As the sole organizing principle of political life, religion is unworkable outside small communities that are ethnically and culturally uniform — which Iraq is not.

All this does not mean that Islam should be scripted out of the future Iraqi constitution. Some 95 per cent of Iraqis, including those who describe themselves as "humanists," acknowledge Islam as a key element in their existential reality. Thus there is no harm in reflecting that fact in the new constitution, much like what the Afghans have done in theirs.

Even the thorny issue of the shariah (religious law) need not cause friction. No modern society can be policed with the shariah as its only legal framework. In not a single Muslim country (including Iran, the Sudan and Saudi Arabia) is the shariah the only law.

Indeed, it cannot be, because all Muslim states are signatories of the Universal Declaration of Human Rights and hundreds of international treaties that are not of "Islamic" origin. (That most violate or ignore the declaration and the treaties in question is due to these governments' despotic nature, not their love of Islamic jurisprudence.)

There is no reason why the shariah should not be mentioned as one of the sources of law in Iraq. In practical terms, this means that where the shariah is in conformity with reason, modern ethics and international agreements, it will be applied. Where it is not, it will be set aside.

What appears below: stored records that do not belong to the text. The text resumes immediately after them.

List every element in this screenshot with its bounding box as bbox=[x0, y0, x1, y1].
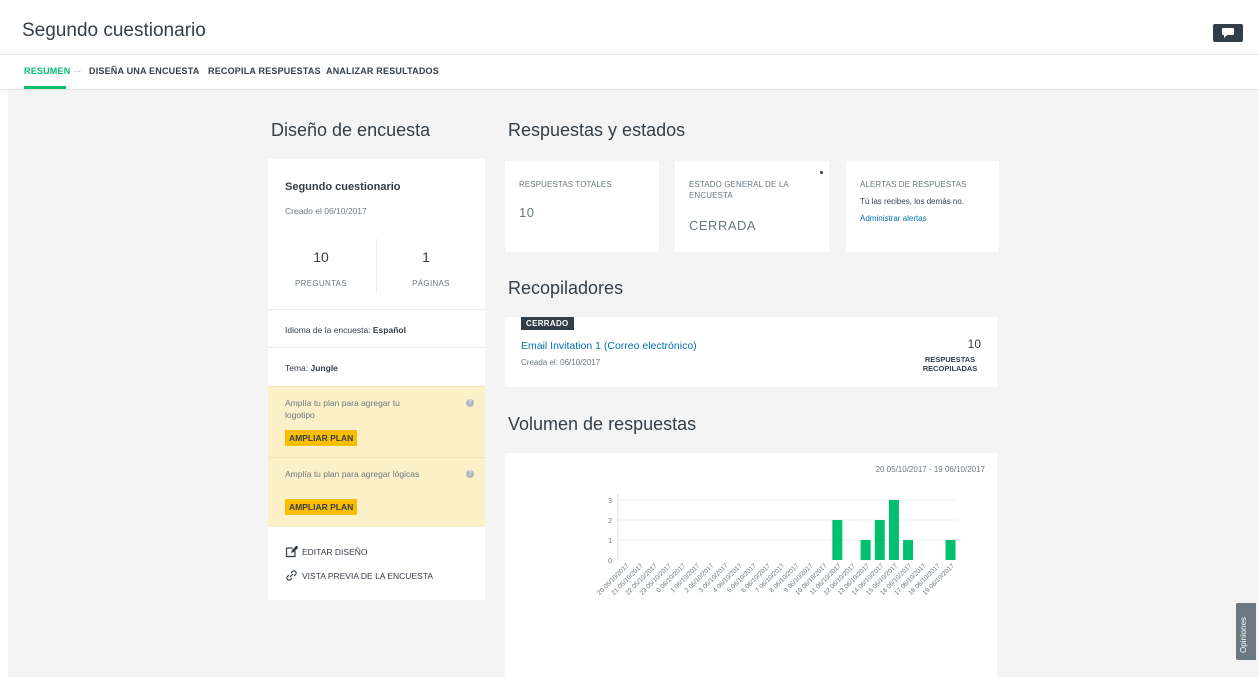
total-responses-value: 10 bbox=[519, 205, 535, 220]
y-tick-label: 0 bbox=[608, 558, 612, 565]
speech-bubble-icon bbox=[1222, 28, 1234, 38]
y-tick-label: 1 bbox=[608, 538, 612, 545]
pages-count: 1 bbox=[422, 249, 430, 265]
link-icon bbox=[286, 570, 297, 581]
tab-disena[interactable]: DISEÑA UNA ENCUESTA bbox=[89, 66, 199, 76]
upsell-logic-text: Amplía tu plan para agregar lógicas bbox=[285, 469, 420, 479]
response-alerts-card: ALERTAS DE RESPUESTAS Tú las recibes, lo… bbox=[846, 161, 999, 252]
divider bbox=[376, 239, 377, 294]
pages-label: PÁGINAS bbox=[412, 279, 450, 288]
preview-survey-label: VISTA PREVIA DE LA ENCUESTA bbox=[302, 570, 434, 581]
collected-responses-count: 10 bbox=[967, 337, 981, 351]
total-responses-card: RESPUESTAS TOTALES 10 bbox=[505, 161, 659, 252]
chart-bar[interactable] bbox=[874, 520, 885, 560]
help-icon[interactable]: ? bbox=[466, 399, 474, 407]
collector-name-link[interactable]: Email Invitation 1 (Correo electrónico) bbox=[521, 340, 697, 352]
active-tab-indicator bbox=[24, 86, 66, 89]
collected-responses-label: RESPUESTAS RECOPILADAS bbox=[922, 355, 978, 373]
upsell-logo-text: Amplía tu plan para agregar tu logotipo bbox=[285, 398, 400, 420]
main-content: Diseño de encuesta Segundo cuestionario … bbox=[8, 90, 1259, 677]
questions-label: PREGUNTAS bbox=[295, 279, 347, 288]
theme-text: Tema: Jungle bbox=[285, 363, 338, 373]
opinions-tab[interactable]: Opiniones bbox=[1236, 603, 1256, 660]
volume-section-title: Volumen de respuestas bbox=[508, 414, 697, 434]
arrow-right-icon: → bbox=[309, 64, 320, 76]
theme-value: Jungle bbox=[310, 363, 338, 373]
survey-nav: RESUMEN → DISEÑA UNA ENCUESTA → RECOPILA… bbox=[0, 55, 1259, 90]
response-alerts-label: ALERTAS DE RESPUESTAS bbox=[860, 180, 967, 189]
feedback-button[interactable] bbox=[1213, 24, 1243, 42]
questions-count: 10 bbox=[313, 249, 329, 265]
survey-status-value: CERRADA bbox=[689, 218, 757, 233]
collector-date: Creada el: 06/10/2017 bbox=[521, 358, 601, 367]
status-dot bbox=[820, 171, 823, 174]
survey-name: Segundo cuestionario bbox=[285, 181, 401, 193]
tab-resumen[interactable]: RESUMEN bbox=[24, 66, 70, 76]
design-card: Segundo cuestionario Creado el 06/10/201… bbox=[268, 159, 485, 600]
tab-recopila[interactable]: RECOPILA RESPUESTAS bbox=[208, 66, 321, 76]
edit-icon bbox=[285, 545, 298, 558]
language-text: Idioma de la encuesta: Español bbox=[285, 325, 406, 335]
arrow-right-icon: → bbox=[191, 64, 202, 76]
response-volume-chart: 012320 05/10/201721 05/10/201722 05/10/2… bbox=[596, 494, 958, 597]
created-date: Creado el 06/10/2017 bbox=[285, 206, 367, 216]
preview-survey-link[interactable]: VISTA PREVIA DE LA ENCUESTA bbox=[285, 569, 433, 582]
edit-design-link[interactable]: EDITAR DISEÑO bbox=[285, 545, 368, 558]
total-responses-label: RESPUESTAS TOTALES bbox=[519, 180, 612, 189]
upsell-logo: Amplía tu plan para agregar tu logotipo … bbox=[268, 386, 485, 457]
top-bar: Segundo cuestionario bbox=[0, 0, 1259, 55]
status-badge: CERRADO bbox=[521, 317, 574, 330]
chart-bar[interactable] bbox=[903, 540, 914, 560]
survey-status-card: ESTADO GENERAL DE LA ENCUESTA CERRADA bbox=[675, 161, 829, 252]
response-alerts-text: Tú las recibes, los demás no. bbox=[860, 197, 965, 206]
y-tick-label: 3 bbox=[608, 498, 612, 505]
response-volume-card: 20 05/10/2017 - 19 06/10/2017 0 1 2 3 20 05/… bbox=[505, 453, 997, 677]
tab-analizar[interactable]: ANALIZAR RESULTADOS bbox=[326, 66, 439, 76]
manage-alerts-link[interactable]: Administrar alertas bbox=[860, 214, 927, 223]
help-icon[interactable]: ? bbox=[466, 470, 474, 478]
edit-design-label: EDITAR DISEÑO bbox=[302, 546, 368, 557]
responses-section-title: Respuestas y estados bbox=[508, 120, 686, 140]
chart-bar[interactable] bbox=[888, 500, 899, 560]
design-section-title: Diseño de encuesta bbox=[271, 120, 431, 140]
language-row: Idioma de la encuesta: Español bbox=[268, 309, 485, 348]
upsell-logic: Amplía tu plan para agregar lógicas ? AM… bbox=[268, 457, 485, 527]
collectors-section-title: Recopiladores bbox=[508, 278, 624, 298]
collector-card: CERRADO Email Invitation 1 (Correo elect… bbox=[505, 317, 997, 387]
language-value: Español bbox=[372, 325, 406, 335]
opinions-tab-label: Opiniones bbox=[1239, 616, 1248, 653]
arrow-right-icon: → bbox=[72, 64, 83, 76]
y-tick-label: 2 bbox=[608, 518, 612, 525]
upgrade-plan-button[interactable]: AMPLIAR PLAN bbox=[285, 430, 358, 446]
upgrade-plan-button[interactable]: AMPLIAR PLAN bbox=[285, 499, 358, 515]
chart-bar[interactable] bbox=[832, 520, 843, 560]
theme-row: Tema: Jungle bbox=[268, 347, 485, 386]
chart-bar[interactable] bbox=[945, 540, 956, 560]
survey-status-label: ESTADO GENERAL DE LA ENCUESTA bbox=[689, 180, 789, 200]
chart-bar[interactable] bbox=[860, 540, 871, 560]
page-title: Segundo cuestionario bbox=[22, 20, 206, 41]
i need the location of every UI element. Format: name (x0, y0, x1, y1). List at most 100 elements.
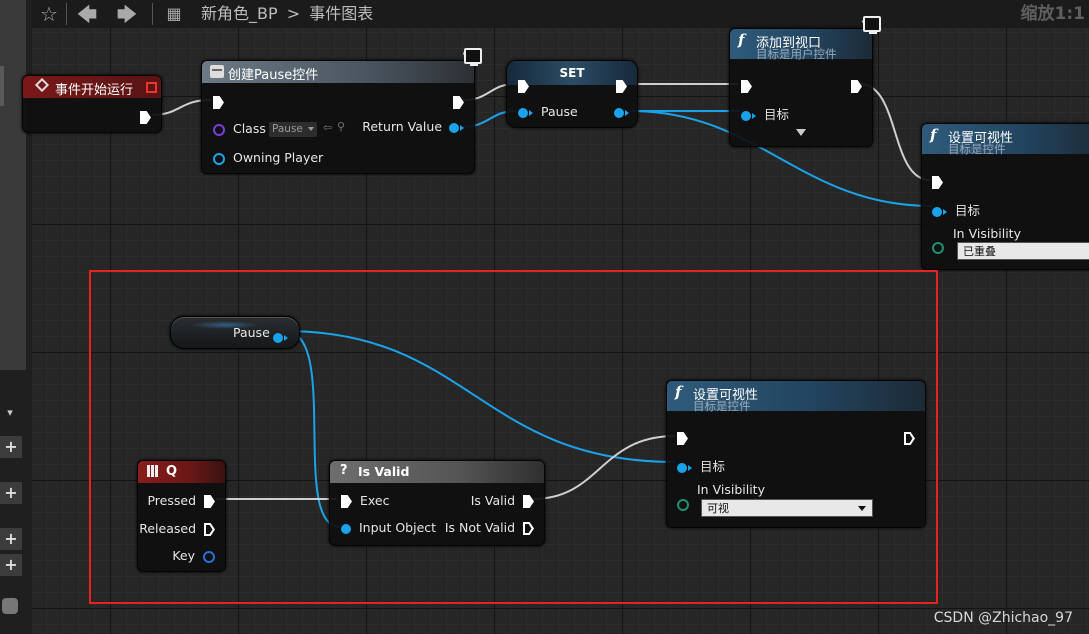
node-header: f 设置可视性 目标是控件 (667, 381, 925, 413)
set-variable-node[interactable]: SET Pause (506, 60, 638, 128)
pause-variable-node[interactable]: Pause (170, 316, 300, 349)
target-pin[interactable]: 目标 (932, 200, 980, 219)
exec-in-pin[interactable] (213, 94, 224, 109)
class-pin[interactable]: Class (213, 121, 266, 136)
pin-label: Class (232, 121, 266, 136)
function-icon: f (738, 31, 745, 49)
node-header: ? Is Valid (330, 461, 544, 483)
add-icon[interactable]: + (0, 482, 22, 504)
exec-pin-icon (523, 495, 534, 508)
delegate-pin-icon[interactable] (146, 82, 157, 93)
exec-in-pin[interactable] (741, 78, 752, 93)
exec-pin-icon (677, 432, 688, 445)
forward-arrow-icon[interactable]: 🡆 (112, 0, 142, 28)
pin-label: Owning Player (232, 150, 324, 165)
use-selected-arrow-icon[interactable]: ⇦ (323, 121, 332, 134)
pressed-pin[interactable]: Pressed (147, 493, 215, 508)
toolbar-divider (152, 3, 153, 25)
add-icon[interactable]: + (0, 528, 22, 550)
widget-icon (210, 65, 224, 78)
exec-pin-icon (523, 522, 534, 535)
folder-icon[interactable] (2, 598, 18, 614)
event-begin-play-node[interactable]: 事件开始运行 (22, 75, 162, 133)
chevron-down-icon[interactable]: ▾ (0, 404, 20, 422)
is-valid-out-pin[interactable]: Is Valid (471, 493, 534, 508)
node-header: Q (138, 461, 225, 483)
details-panel-edge (0, 0, 26, 370)
node-title: Is Valid (358, 464, 410, 479)
pin-label: Key (172, 548, 196, 563)
input-object-pin[interactable]: Input Object (341, 520, 436, 535)
graph-icon: ▦ (166, 4, 182, 23)
is-valid-node[interactable]: ? Is Valid Exec Is Valid Input Object Is… (329, 460, 545, 546)
pin-label: 目标 (699, 459, 725, 474)
class-select[interactable]: Pause (269, 122, 317, 137)
exec-out-pin[interactable] (140, 109, 151, 124)
exec-out-pin[interactable] (904, 430, 915, 445)
enum-pin-icon (932, 241, 944, 254)
breadcrumb-separator: > (286, 4, 301, 23)
browse-search-icon[interactable]: ⚲ (337, 120, 345, 133)
exec-in-pin[interactable] (677, 430, 688, 445)
set-visibility-node-bottom[interactable]: f 设置可视性 目标是控件 目标 In Visibility 可视 (666, 380, 926, 528)
add-icon[interactable]: + (0, 554, 22, 576)
add-icon[interactable]: + (0, 436, 22, 458)
released-pin[interactable]: Released (139, 521, 215, 536)
pin-label: Return Value (362, 119, 443, 134)
pin-arrow-icon (688, 464, 692, 471)
pin-arrow-icon (625, 109, 629, 116)
breadcrumb-blueprint[interactable]: 新角色_BP (201, 4, 278, 23)
create-widget-node[interactable]: 创建Pause控件 Class Pause ⇦ ⚲ Return Value O… (201, 60, 475, 174)
node-subtitle: 目标是用户控件 (756, 47, 837, 61)
pin-label: In Visibility (953, 226, 1021, 241)
server-client-icon: ϟ (462, 48, 482, 68)
pin-arrow-icon (284, 334, 288, 341)
visibility-dropdown[interactable]: 已重叠 (957, 242, 1089, 260)
star-icon[interactable]: ☆ (36, 0, 62, 28)
exec-out-pin[interactable] (616, 78, 627, 93)
pin-label: In Visibility (697, 482, 765, 497)
target-pin[interactable]: 目标 (677, 456, 725, 475)
exec-out-pin[interactable] (851, 78, 862, 93)
object-pin-icon (341, 523, 351, 534)
pause-out-pin[interactable] (614, 104, 629, 119)
pause-in-pin[interactable]: Pause (518, 104, 578, 119)
add-to-viewport-node[interactable]: f 添加到视口 目标是用户控件 目标 (729, 28, 873, 147)
node-header: f 设置可视性 目标是控件 (922, 124, 1089, 156)
exec-in-pin[interactable] (518, 78, 529, 93)
pin-arrow-icon (752, 112, 756, 119)
exec-pin-icon (140, 111, 151, 124)
breadcrumb-graph[interactable]: 事件图表 (309, 4, 373, 23)
visibility-dropdown[interactable]: 可视 (701, 499, 873, 517)
visibility-pin[interactable] (677, 496, 689, 511)
object-pin-icon (518, 107, 528, 118)
exec-in-pin[interactable] (932, 174, 943, 189)
target-pin[interactable]: 目标 (741, 104, 789, 123)
return-value-pin[interactable]: Return Value (362, 119, 464, 134)
variable-label: Pause (233, 325, 270, 340)
back-arrow-icon[interactable]: 🡄 (72, 0, 102, 28)
exec-in-pin[interactable]: Exec (341, 493, 389, 508)
is-not-valid-out-pin[interactable]: Is Not Valid (445, 520, 534, 535)
pin-label: 目标 (763, 107, 789, 122)
visibility-pin[interactable] (932, 239, 944, 254)
set-visibility-node-top[interactable]: f 设置可视性 目标是控件 目标 In Visibility 已重叠 (921, 123, 1089, 270)
pin-label: Pressed (147, 493, 197, 508)
node-subtitle: 目标是控件 (948, 142, 1006, 156)
pin-arrow-icon (460, 124, 464, 131)
object-pin-icon (273, 332, 283, 343)
exec-pin-icon (204, 523, 215, 536)
keyboard-event-q-node[interactable]: Q Pressed Released Key (137, 460, 226, 572)
node-title: 创建Pause控件 (228, 68, 319, 83)
exec-out-pin[interactable] (453, 94, 464, 109)
owning-player-pin[interactable]: Owning Player (213, 150, 323, 165)
graph-toolbar: ☆ 🡄 🡆 ▦ 新角色_BP > 事件图表 缩放1:1 (32, 0, 1089, 29)
expand-arrow-icon[interactable] (796, 129, 806, 136)
chevron-down-icon (858, 506, 866, 511)
pause-out-pin[interactable] (273, 327, 288, 346)
exec-pin-icon (851, 80, 862, 93)
object-pin-icon (449, 122, 459, 133)
panel-tab[interactable] (0, 66, 4, 106)
key-pin[interactable]: Key (172, 548, 215, 563)
object-pin-icon (213, 152, 225, 165)
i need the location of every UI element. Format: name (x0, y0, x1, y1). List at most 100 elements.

The only effective way to settle these matters is through free and fair elections. Nowhere has an Islamist party advocating the shariah come to power through the ballot box.

Even the most moderate Islamist parties, that (like the Justice and Development Party in Turkey) deny any religious identity, have never won a majority of votes anywhere in the Muslim world. (In Turkey's 2002 election, the Justice and Development Party collected almost 35 per cent of the votes and formed the government. But let us not forget that 65 per cent of the electorate voted against it.)

In Malaysia, the Islamists have polled 11 to 13 per cent in local and general elections in the past four decades. In Jordan and Kuwait, the only Arab countries where elections of acceptable standards are held, the Islamists' share of the vote has varied from 15 to 22 per cent.

Iraq needs free and fair elections to choose a transitional government that would write a draft constitution for submission to a referendum. It may be difficult to hold elections by the end of June, the deadline set by Washington. But there is no reason a new deadline can't be set.

Just as the light of day turns Nosferatu into dust, the most effective way of killing the Islamist "un-dead" is free elections.

Last year, the people of Iraq clamored for liberation. This year they are demanding elections, not to risk their newly won freedom but to make sure it is safe against all would-be despots, Ba'athist or Islamist.